Most companies do a terrible job of motivating their employees. There’s a reason why Daniel Pink’s book Drive is a best-seller.
Pink’s book is based on 50 years of research on how people are optimally motivated. My takeaway from this book is that there are three reasons people are motivated to achieve high performance and high levels of innovation:
1. The drive toward autonomy is powerful. We all want to own and have as much control as possible over where we focus our time and energy.
2. Mastery of skills is innate. We all want to achieve a higher level of mastery over time in the areas we focus on, whatever those areas may be. This is an internal, innate drive to improve performance and achieve a level of excellence. Even if this drive is repressed, Pink would argue that everyone has the ability to grow and achieve it.
3. A sense of purpose is inspiring. We all want to be contributing and impacting our world in a way that goes beyond fulfilling our own personal self-interest. A purposeful life means contributing to a greater good.
Whenever we go into a company to help unleash its hidden potential for organization-wide creativity, we find that individuals leap at the opportunity. They will do so in addition to their day jobs, regardless of whether they are rewarded with higher pay. There is a level of intrinsic reward inherent in creativity and innovation that motivates people to work way beyond what’s ordinarily required.
Organizations that reward with financial incentives and nothing else are missing the boat. Employees can sniff out when they’ve been had, and tokenism in terms of acknowledgment and reward won’t get the job done.

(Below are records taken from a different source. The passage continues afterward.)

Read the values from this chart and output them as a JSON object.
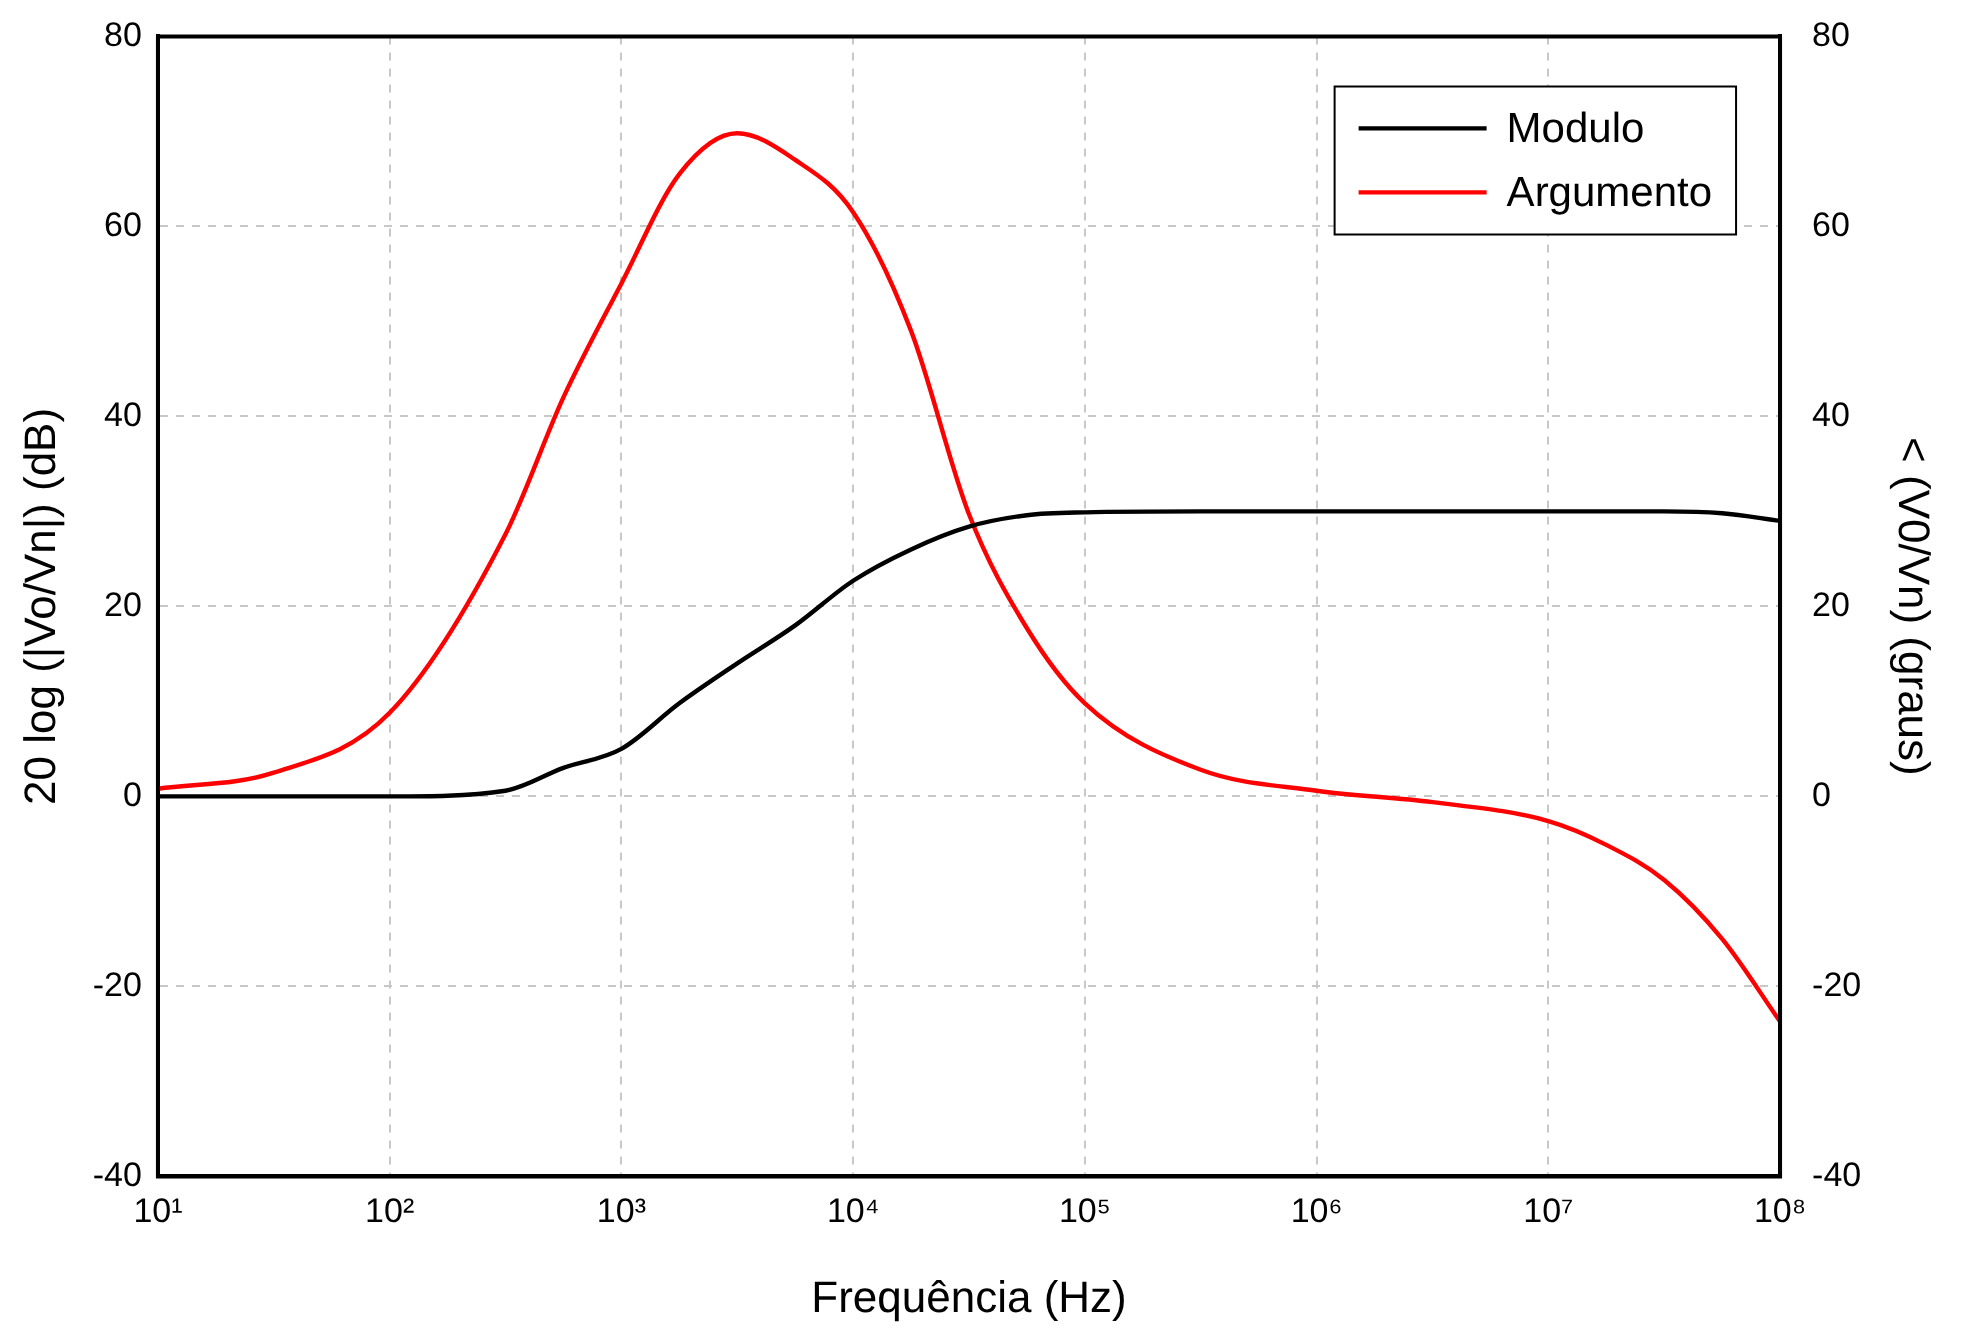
{
  "chart_data": {
    "type": "line",
    "xlabel": "Frequência (Hz)",
    "ylabel": "20 log (|Vo/Vn|) (dB)",
    "y2label": "< (V0/Vn) (graus)",
    "x": [
      10,
      31.6,
      100,
      316,
      562,
      1000,
      1778,
      3162,
      5623,
      10000,
      17783,
      31623,
      56234,
      100000,
      316228,
      1000000,
      3162278,
      10000000,
      17783000,
      31623000,
      56234000,
      100000000
    ],
    "series": [
      {
        "name": "Modulo",
        "color": "#000000",
        "values": [
          0,
          0,
          0,
          0.6,
          3,
          5,
          9.8,
          14,
          18,
          22.7,
          26,
          28.4,
          29.6,
          29.9,
          30,
          30,
          30,
          30,
          30,
          30,
          29.8,
          29
        ]
      },
      {
        "name": "Argumento",
        "color": "#ff0000",
        "axis": "y2",
        "values": [
          0.8,
          2.5,
          8.8,
          27.6,
          42,
          54,
          65.5,
          69.8,
          67,
          61.5,
          49,
          29.7,
          17.7,
          9.8,
          2.8,
          0.6,
          -0.6,
          -2.6,
          -5.1,
          -8.8,
          -15,
          -23.7
        ]
      }
    ],
    "log": "x",
    "xlim": [
      10,
      100000000
    ],
    "xticks": [
      {
        "value": 10,
        "label": "10¹"
      },
      {
        "value": 100,
        "label": "10²"
      },
      {
        "value": 1000,
        "label": "10³"
      },
      {
        "value": 10000,
        "label": "10⁴"
      },
      {
        "value": 100000,
        "label": "10⁵"
      },
      {
        "value": 1000000,
        "label": "10⁶"
      },
      {
        "value": 10000000,
        "label": "10⁷"
      },
      {
        "value": 100000000,
        "label": "10⁸"
      }
    ],
    "ylim": [
      -40,
      80
    ],
    "yticks": [
      -40,
      -20,
      0,
      20,
      40,
      60,
      80
    ],
    "y2lim": [
      -40,
      80
    ],
    "y2ticks": [
      -40,
      -20,
      0,
      20,
      40,
      60,
      80
    ],
    "grid": true,
    "legend": "top right",
    "marker": "none",
    "line_style": "solid"
  }
}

Options for rewarding employees
Don’t simply look at extrinsic financial incentives as a way to elevate the performance of your organization. Identify ways that individuals who contribute their time and energy can be rewarded.
What I’m talking about is reaching the point where everyone in the organization understands that innovation is valued not just by a select few, but by every individual. This attitude gets people excited about what they’re producing within their professional community.

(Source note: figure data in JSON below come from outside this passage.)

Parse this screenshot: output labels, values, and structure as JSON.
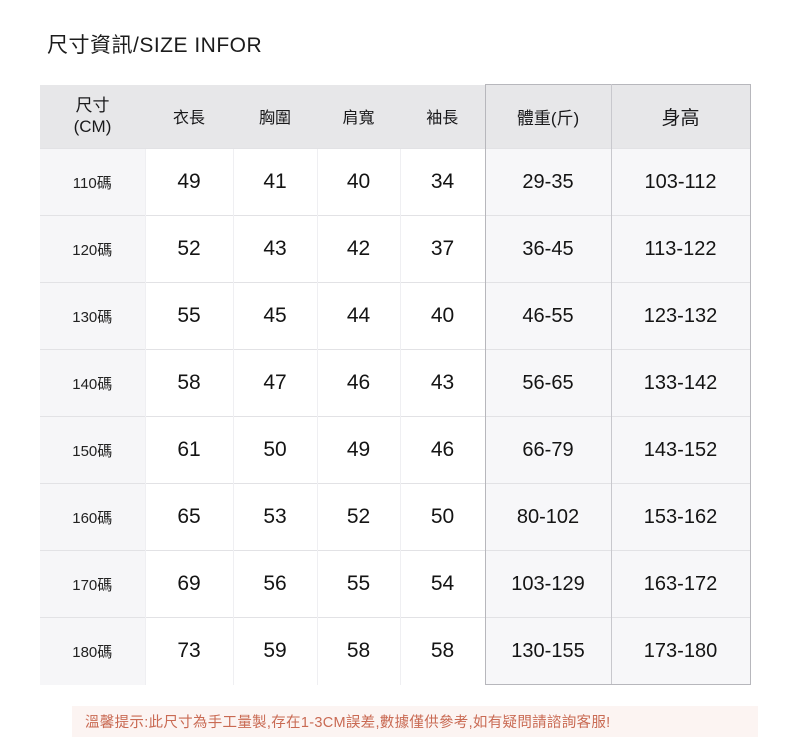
{
  "page": {
    "title": "尺寸資訊/SIZE INFOR"
  },
  "table": {
    "header": {
      "size_line1": "尺寸",
      "size_line2": "(CM)",
      "columns": [
        "衣長",
        "胸圍",
        "肩寬",
        "袖長",
        "體重(斤)",
        "身高"
      ]
    },
    "rows": [
      {
        "size": "110碼",
        "values": [
          "49",
          "41",
          "40",
          "34",
          "29-35",
          "103-112"
        ]
      },
      {
        "size": "120碼",
        "values": [
          "52",
          "43",
          "42",
          "37",
          "36-45",
          "113-122"
        ]
      },
      {
        "size": "130碼",
        "values": [
          "55",
          "45",
          "44",
          "40",
          "46-55",
          "123-132"
        ]
      },
      {
        "size": "140碼",
        "values": [
          "58",
          "47",
          "46",
          "43",
          "56-65",
          "133-142"
        ]
      },
      {
        "size": "150碼",
        "values": [
          "61",
          "50",
          "49",
          "46",
          "66-79",
          "143-152"
        ]
      },
      {
        "size": "160碼",
        "values": [
          "65",
          "53",
          "52",
          "50",
          "80-102",
          "153-162"
        ]
      },
      {
        "size": "170碼",
        "values": [
          "69",
          "56",
          "55",
          "54",
          "103-129",
          "163-172"
        ]
      },
      {
        "size": "180碼",
        "values": [
          "73",
          "59",
          "58",
          "58",
          "130-155",
          "173-180"
        ]
      }
    ]
  },
  "notice": {
    "text": "溫馨提示:此尺寸為手工量製,存在1-3CM誤差,數據僅供參考,如有疑問請諮詢客服!"
  },
  "colors": {
    "header_bg": "#e7e7e9",
    "row_alt_bg": "#f6f6f8",
    "block_bg": "#f7f7f9",
    "block_border": "#b7b7bc",
    "grid_line": "#e2e2e5",
    "notice_bg": "#fcf4f2",
    "notice_text": "#c96a53",
    "text": "#141414"
  }
}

When orchestras work together synergistically to achieve new levels of performance through collaboration, they aren’t merely going through the motions.
Creating a motivating environment
Pink’s point is that for many, if not most, of us, that’s what it’s all about. It’s not about the paycheck. Environment matters. If two people are doing the same job, but one is female and making 20 percent less and knows she is, then it’s a demotivating factor.
There are certain parameters that create the foundation for a motivating environment. These ideas are not simple to execute. On a day-to-day basis, the C-suite will have to manage through operational realities. The key is to embed into the organization some of these reward and acknowledgment principles that support an innovative culture.
Once you’re on the road to having that in place, and people know you’re serious about providing space to allow imaginations to work, you will start seeing breakthrough results.